One of the most important things to know about a nonprofit organization is that it is not owned by its founders. Unlike a private business that can be sold after it has grown big and profitable, a nonprofit organization belongs to the public at large. If it dissolves, generally its assets must be given to another nonprofit organization that has a stated business purpose that is as similar as possible to the dissolved nonprofit's purpose. If its assets are misapplied or used for private benefit by the officers, the state attorney general (or a similar official) can seize them.
In order to be exempt under the tax laws, a nonprofit organization can only perform certain functions listed in those laws. If it goes outside those limits, the nonprofit may have to pay taxes on some of its income, pay penalties, or lose its exemption entirely.
Most types of tax-exempt, nonprofit organizations are forbidden from contributing to political campaigns and may only do a limited amount of lobbying.
Another disadvantage is public scrutiny. Because a nonprofit organization is dedicated to the public, its finances are open to public inspection.
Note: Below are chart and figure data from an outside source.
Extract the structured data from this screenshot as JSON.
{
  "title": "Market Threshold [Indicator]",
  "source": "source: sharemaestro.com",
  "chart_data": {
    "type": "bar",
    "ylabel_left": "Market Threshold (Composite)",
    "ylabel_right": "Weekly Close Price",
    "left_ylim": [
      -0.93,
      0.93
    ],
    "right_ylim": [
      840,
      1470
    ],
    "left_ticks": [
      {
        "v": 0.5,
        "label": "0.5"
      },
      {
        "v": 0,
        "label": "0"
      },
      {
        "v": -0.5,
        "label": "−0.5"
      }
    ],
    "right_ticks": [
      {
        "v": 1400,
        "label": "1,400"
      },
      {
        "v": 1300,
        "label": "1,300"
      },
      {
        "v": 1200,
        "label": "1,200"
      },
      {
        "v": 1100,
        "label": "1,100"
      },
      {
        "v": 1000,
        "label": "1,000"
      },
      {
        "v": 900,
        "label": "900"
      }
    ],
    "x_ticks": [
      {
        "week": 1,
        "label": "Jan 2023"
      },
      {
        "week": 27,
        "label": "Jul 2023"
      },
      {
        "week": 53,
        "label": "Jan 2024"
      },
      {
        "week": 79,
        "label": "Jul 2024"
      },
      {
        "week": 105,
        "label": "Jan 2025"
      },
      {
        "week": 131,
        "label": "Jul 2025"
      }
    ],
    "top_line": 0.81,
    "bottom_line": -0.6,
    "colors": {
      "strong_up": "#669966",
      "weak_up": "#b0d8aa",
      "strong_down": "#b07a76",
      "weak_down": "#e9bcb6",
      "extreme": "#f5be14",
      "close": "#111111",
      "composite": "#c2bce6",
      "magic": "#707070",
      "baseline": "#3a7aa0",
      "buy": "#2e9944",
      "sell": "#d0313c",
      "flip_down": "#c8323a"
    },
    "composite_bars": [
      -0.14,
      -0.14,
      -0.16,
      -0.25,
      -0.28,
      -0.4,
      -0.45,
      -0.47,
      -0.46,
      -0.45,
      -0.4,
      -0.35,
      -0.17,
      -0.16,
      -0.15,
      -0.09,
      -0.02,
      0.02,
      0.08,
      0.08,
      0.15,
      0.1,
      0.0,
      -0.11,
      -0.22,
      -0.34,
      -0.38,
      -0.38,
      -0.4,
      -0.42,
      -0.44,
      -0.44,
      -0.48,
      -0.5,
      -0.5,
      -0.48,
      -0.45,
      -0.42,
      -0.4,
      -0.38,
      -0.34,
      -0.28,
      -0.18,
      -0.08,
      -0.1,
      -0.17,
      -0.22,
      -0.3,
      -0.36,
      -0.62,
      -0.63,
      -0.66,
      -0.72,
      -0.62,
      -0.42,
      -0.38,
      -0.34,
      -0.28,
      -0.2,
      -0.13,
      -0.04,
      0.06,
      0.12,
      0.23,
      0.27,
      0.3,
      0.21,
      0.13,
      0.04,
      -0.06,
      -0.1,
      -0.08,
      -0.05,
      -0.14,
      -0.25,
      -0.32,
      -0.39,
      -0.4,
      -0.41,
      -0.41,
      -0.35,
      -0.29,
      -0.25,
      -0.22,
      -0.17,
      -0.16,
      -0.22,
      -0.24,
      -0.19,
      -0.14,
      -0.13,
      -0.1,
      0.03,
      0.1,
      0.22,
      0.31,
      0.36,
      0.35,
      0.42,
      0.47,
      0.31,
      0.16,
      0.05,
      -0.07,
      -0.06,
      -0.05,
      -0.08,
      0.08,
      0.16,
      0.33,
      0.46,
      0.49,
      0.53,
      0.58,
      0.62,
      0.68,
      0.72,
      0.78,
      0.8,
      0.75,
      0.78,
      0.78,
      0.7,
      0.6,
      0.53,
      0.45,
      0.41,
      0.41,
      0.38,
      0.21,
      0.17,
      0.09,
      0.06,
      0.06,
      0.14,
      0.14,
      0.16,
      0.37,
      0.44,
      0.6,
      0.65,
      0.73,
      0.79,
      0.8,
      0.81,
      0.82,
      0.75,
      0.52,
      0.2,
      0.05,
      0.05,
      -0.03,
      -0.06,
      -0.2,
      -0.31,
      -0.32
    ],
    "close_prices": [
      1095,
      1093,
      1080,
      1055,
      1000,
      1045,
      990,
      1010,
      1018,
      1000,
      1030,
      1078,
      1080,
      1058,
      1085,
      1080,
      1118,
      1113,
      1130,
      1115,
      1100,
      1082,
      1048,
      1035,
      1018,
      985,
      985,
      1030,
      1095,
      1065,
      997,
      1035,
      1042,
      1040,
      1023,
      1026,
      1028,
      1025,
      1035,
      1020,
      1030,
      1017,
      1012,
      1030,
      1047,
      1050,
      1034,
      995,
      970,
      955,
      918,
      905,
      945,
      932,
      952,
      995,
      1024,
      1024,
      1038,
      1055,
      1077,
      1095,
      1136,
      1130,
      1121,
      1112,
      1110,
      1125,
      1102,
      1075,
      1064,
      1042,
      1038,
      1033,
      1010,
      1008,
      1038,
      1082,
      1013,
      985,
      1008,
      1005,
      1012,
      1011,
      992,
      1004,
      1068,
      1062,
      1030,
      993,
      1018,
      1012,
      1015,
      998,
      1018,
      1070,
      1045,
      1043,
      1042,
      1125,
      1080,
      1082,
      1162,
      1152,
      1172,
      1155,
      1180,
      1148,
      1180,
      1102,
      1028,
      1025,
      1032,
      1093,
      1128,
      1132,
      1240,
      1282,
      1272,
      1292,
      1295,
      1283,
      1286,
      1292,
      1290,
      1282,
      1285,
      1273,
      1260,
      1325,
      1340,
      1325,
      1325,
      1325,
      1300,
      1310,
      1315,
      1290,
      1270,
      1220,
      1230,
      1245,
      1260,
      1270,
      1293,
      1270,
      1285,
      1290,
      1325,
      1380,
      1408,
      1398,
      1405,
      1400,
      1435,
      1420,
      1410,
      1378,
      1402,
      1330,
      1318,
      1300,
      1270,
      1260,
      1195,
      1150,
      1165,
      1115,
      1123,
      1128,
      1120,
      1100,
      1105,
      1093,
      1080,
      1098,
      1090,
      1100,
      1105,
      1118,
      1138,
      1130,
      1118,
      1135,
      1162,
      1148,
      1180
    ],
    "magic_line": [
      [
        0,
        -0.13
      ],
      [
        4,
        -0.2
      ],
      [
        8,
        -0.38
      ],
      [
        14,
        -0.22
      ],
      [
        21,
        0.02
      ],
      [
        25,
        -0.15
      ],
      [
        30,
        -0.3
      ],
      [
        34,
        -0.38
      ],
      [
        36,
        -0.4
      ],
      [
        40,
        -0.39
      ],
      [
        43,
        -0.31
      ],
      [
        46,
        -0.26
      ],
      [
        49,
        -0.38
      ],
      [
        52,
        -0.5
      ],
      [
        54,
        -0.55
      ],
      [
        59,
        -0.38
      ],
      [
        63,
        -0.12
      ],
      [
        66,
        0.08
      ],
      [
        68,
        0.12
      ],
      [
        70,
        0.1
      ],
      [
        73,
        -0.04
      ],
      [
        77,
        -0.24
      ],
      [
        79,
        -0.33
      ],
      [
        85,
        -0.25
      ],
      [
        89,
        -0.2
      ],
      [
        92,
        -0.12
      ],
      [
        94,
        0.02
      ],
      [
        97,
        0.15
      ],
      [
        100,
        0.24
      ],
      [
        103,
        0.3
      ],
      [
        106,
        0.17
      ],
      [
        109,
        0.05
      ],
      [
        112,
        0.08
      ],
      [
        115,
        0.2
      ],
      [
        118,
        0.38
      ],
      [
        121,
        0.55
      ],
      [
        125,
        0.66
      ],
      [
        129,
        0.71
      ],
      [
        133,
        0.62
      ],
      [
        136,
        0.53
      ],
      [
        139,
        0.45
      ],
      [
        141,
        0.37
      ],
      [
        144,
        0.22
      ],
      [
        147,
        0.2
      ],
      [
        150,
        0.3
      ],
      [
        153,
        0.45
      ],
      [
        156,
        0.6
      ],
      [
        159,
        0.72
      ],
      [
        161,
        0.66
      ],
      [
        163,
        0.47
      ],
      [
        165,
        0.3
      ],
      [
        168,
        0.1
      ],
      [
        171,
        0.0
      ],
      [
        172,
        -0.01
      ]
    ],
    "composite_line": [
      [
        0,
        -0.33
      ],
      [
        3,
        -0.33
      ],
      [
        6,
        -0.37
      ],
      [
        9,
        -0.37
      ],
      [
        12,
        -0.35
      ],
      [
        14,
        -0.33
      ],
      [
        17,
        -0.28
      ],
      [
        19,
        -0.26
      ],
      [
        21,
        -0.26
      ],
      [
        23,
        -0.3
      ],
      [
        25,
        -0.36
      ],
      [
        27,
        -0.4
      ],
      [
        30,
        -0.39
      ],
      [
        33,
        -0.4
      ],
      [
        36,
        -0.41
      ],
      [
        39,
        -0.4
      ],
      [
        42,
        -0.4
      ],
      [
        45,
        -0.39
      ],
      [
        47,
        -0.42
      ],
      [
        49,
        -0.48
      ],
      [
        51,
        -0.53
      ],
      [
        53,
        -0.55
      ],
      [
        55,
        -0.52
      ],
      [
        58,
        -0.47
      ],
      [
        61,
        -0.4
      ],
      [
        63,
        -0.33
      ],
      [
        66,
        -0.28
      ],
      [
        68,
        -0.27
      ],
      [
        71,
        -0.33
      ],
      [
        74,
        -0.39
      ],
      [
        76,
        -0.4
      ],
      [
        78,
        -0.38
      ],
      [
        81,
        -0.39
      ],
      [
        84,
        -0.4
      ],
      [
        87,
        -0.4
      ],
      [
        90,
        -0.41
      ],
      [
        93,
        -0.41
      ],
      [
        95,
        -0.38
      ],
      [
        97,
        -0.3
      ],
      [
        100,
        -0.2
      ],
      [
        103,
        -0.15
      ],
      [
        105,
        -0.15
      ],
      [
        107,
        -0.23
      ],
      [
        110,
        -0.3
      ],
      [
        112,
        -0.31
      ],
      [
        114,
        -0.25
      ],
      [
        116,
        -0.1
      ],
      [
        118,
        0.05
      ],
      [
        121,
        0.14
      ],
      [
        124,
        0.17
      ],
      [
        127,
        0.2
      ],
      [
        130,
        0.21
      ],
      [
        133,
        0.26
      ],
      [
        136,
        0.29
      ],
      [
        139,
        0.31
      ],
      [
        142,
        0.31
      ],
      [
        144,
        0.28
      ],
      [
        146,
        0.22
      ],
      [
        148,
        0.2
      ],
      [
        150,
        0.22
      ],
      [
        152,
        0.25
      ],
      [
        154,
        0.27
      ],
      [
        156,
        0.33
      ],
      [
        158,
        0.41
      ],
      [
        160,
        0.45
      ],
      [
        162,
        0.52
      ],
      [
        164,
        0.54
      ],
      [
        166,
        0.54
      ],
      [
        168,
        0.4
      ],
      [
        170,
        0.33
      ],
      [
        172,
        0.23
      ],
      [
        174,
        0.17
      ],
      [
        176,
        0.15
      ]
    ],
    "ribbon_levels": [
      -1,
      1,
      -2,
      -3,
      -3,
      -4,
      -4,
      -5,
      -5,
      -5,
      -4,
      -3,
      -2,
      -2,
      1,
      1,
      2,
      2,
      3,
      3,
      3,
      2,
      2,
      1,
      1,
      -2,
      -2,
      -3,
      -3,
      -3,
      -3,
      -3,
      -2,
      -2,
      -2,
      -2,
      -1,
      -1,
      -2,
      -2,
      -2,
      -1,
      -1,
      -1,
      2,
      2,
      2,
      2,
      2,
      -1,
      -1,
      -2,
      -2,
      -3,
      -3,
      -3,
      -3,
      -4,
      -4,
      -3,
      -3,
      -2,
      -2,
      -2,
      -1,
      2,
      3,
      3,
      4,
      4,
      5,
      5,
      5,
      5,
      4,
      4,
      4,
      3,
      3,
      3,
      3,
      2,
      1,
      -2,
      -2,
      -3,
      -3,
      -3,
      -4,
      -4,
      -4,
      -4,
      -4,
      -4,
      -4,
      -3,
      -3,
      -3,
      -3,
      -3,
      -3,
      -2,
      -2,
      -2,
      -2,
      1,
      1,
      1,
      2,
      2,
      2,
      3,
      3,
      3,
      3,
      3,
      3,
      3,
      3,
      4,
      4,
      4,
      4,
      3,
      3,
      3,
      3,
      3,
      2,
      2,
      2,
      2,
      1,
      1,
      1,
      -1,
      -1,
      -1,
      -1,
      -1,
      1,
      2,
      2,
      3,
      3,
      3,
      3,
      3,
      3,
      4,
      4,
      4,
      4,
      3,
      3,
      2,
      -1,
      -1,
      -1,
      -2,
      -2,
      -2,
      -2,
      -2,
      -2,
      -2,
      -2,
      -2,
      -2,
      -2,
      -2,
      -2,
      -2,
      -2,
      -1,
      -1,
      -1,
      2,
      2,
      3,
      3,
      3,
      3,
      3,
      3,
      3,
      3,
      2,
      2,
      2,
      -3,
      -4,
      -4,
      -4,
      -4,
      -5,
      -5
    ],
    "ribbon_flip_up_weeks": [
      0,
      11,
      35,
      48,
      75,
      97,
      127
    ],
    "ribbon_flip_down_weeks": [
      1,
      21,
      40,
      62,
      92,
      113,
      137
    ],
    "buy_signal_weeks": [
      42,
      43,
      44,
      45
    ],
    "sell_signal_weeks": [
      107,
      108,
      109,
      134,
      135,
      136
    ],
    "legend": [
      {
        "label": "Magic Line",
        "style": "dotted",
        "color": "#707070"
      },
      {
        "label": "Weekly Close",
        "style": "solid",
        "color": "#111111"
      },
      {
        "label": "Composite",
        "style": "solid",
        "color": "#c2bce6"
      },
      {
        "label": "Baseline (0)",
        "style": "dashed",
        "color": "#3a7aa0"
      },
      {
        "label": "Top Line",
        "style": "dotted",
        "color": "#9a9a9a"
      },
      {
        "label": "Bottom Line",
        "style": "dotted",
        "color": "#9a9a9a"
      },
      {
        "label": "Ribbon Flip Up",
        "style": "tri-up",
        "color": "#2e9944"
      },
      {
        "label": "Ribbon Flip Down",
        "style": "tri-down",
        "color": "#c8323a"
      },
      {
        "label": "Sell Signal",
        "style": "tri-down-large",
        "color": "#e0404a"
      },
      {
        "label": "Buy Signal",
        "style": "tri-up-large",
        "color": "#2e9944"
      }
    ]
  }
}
This means that the public can obtain copies of any nonprofit's tax returns, and can find out its salaries and other expenditures.
Under IRS regulations, you must provide any member of the public who requests it with a copy of your application for tax exemption (Form 1023 or 1024) and copies of your nonprofit’s recent tax returns (Form 990 or 990-EZ). You can charge a reasonable fee for the cost of copying and delivering them.